Mikeshin proposed a new version of the monument to Yermak, which he drafted taking into account the official comments made. This project was adopted by the Commission in 1896, but in the same year Mikeshin died. The following years had brought Vladimir Beklemishev to work on the monument.

=== Construction ===
On 6 May 1903, at the Cathedral Square in Novocherkassk took place a ceremonial laying on the monument to Yermak.
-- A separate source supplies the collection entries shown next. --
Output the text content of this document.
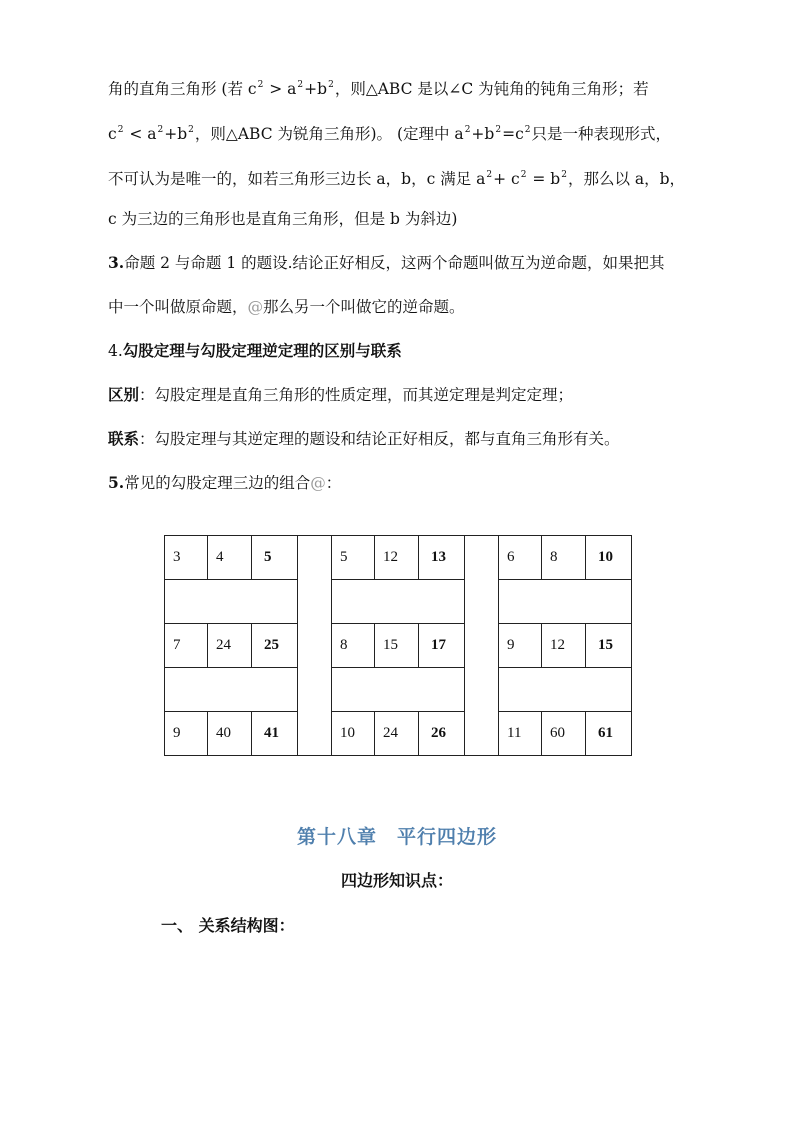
角的直角三角形 (若 $c^2 > a^2+b^2$，则△ABC 是以∠C 为钝角的钝角三角形；若
$c^2 < a^2+b^2$，则△ABC 为锐角三角形)。 (定理中 $a^2+b^2=c^2$只是一种表现形式，
不可认为是唯一的，如若三角形三边长 a，b，c 满足 $a^2+ c^2 = b^2$，那么以 a，b，
c 为三边的三角形也是直角三角形，但是 b 为斜边)
3.命题 2 与命题 1 的题设.结论正好相反，这两个命题叫做互为逆命题，如果把其
中一个叫做原命题，@那么另一个叫做它的逆命题。
4.勾股定理与勾股定理逆定理的区别与联系
区别：勾股定理是直角三角形的性质定理，而其逆定理是判定定理；
联系：勾股定理与其逆定理的题设和结论正好相反，都与直角三角形有关。
5.常见的勾股定理三边的组合@：
3	4	5		5	12	13		6	8	10

7	24	25		8	15	17		9	12	15

9	40	41		10	24	26		11	60	61
第十八章　平行四边形
四边形知识点：
一、 关系结构图：
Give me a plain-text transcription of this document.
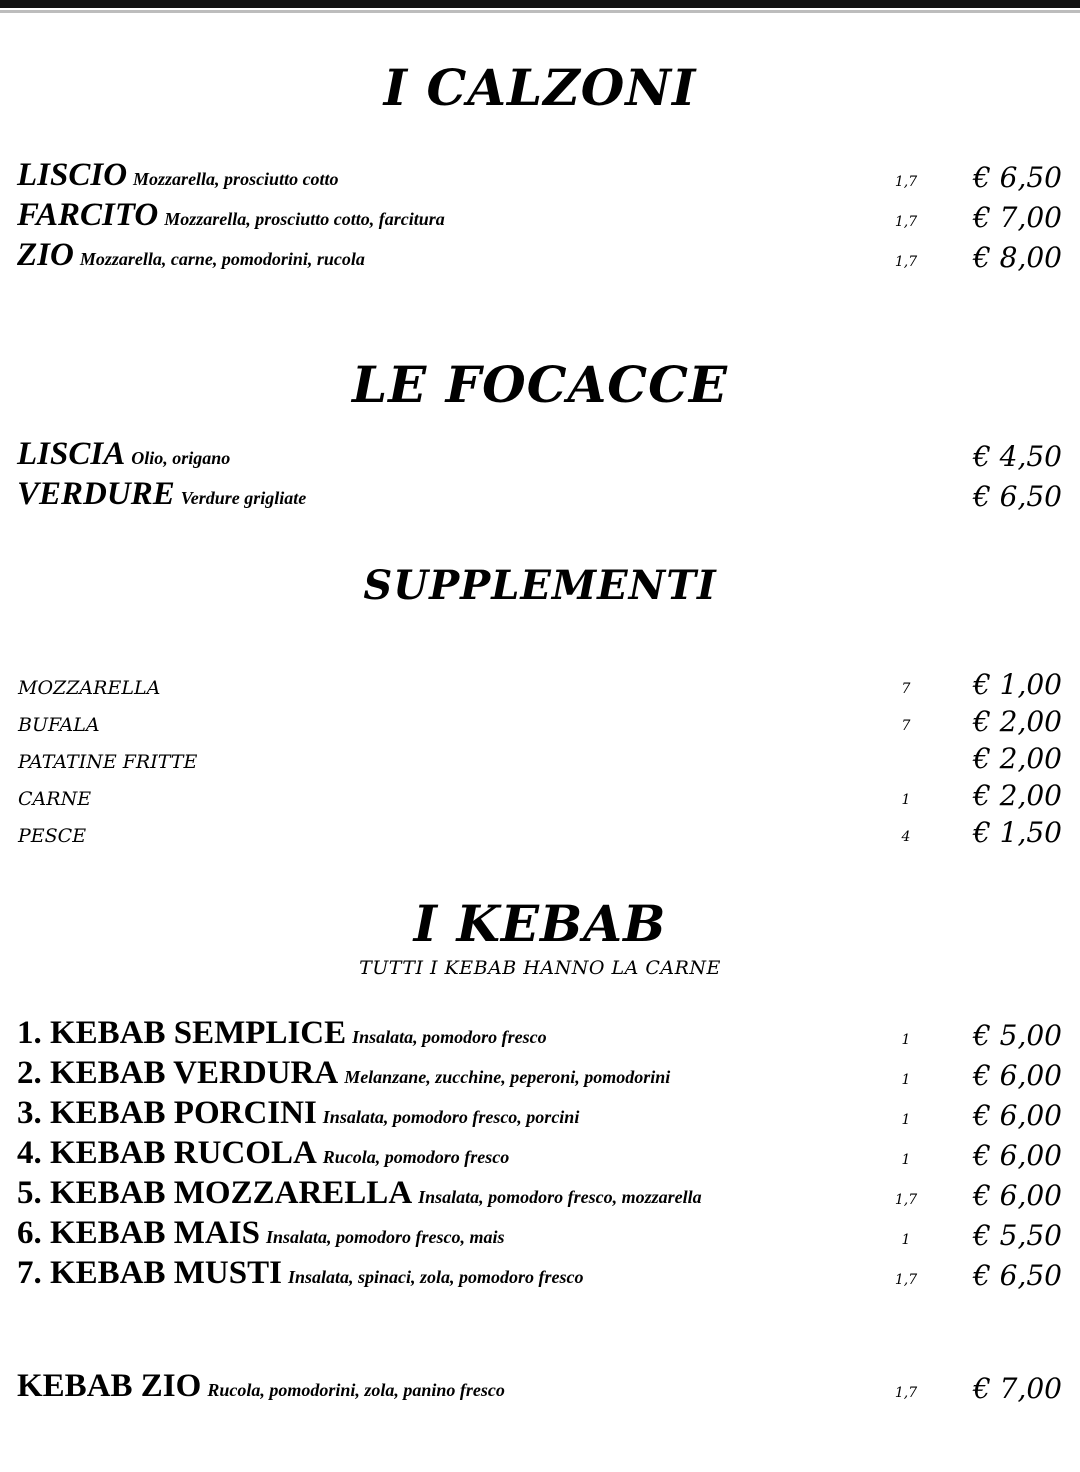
I CALZONI
LISCIO Mozzarella, prosciutto cotto	1,7	€ 6,50
FARCITO Mozzarella, prosciutto cotto, farcitura	1,7	€ 7,00
ZIO Mozzarella, carne, pomodorini, rucola	1,7	€ 8,00
LE FOCACCE
LISCIA Olio, origano	€ 4,50
VERDURE Verdure grigliate	€ 6,50
SUPPLEMENTI
MOZZARELLA	7	€ 1,00
BUFALA	7	€ 2,00
PATATINE FRITTE	€ 2,00
CARNE	1	€ 2,00
PESCE	4	€ 1,50
I KEBAB
TUTTI I KEBAB HANNO LA CARNE
1. KEBAB SEMPLICE Insalata, pomodoro fresco	1	€ 5,00
2. KEBAB VERDURA Melanzane, zucchine, peperoni, pomodorini	1	€ 6,00
3. KEBAB PORCINI Insalata, pomodoro fresco, porcini	1	€ 6,00
4. KEBAB RUCOLA Rucola, pomodoro fresco	1	€ 6,00
5. KEBAB MOZZARELLA Insalata, pomodoro fresco, mozzarella	1,7	€ 6,00
6. KEBAB MAIS Insalata, pomodoro fresco, mais	1	€ 5,50
7. KEBAB MUSTI Insalata, spinaci, zola, pomodoro fresco	1,7	€ 6,50
KEBAB ZIO Rucola, pomodorini, zola, panino fresco	1,7	€ 7,00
The place was consecrated and dwellers of Novocherkassk showered it with flowers.

On 6 May 1904, exactly one year after the date of foundation, the grand opening of the monument began. The procession with army regalia and battle flags passed from the Don Museum Square to the monument of Don Ataman. After the proclamation of the eternal memory of the conqueror of Siberia, the Army ataman Konstantin Maksimovich opened the curtain of the monument. Everyone who stood there for the first time saw the majestic image of Yermak clutching battle flag in one hand, and the crown of the conquered Siberia in second hand.

== Description of the monument ==
The 4-meter sculpture is mounted on a granite boulder. In his left hand Ermak holds a banner, and in the right hand the Siberian crown, which symbolizes the conquered lands of Siberia, which he presented to the Russian state. On the front side of the pedestal there is an inscription: "To Yermak 1904 from Don people 1581" (the year of the opening of the monument and the year of the beginning of the conquest of Sibir Khanate). On the back side of the pedestal there are inscribed words in gold: "to Don Ataman Yermak Timofeevich, the conqueror of Siberia, from a grateful posterity. In honor of the tercentenary of the Don. Rested in peace in the waves of the Irtysh on August 5, 1584." And here are also the words of Russian historian Nikolai Karamzin: "Russia, her history and Russian Church will always remember Yermak." The pedestal is surrounded by a massive chain on granite piers.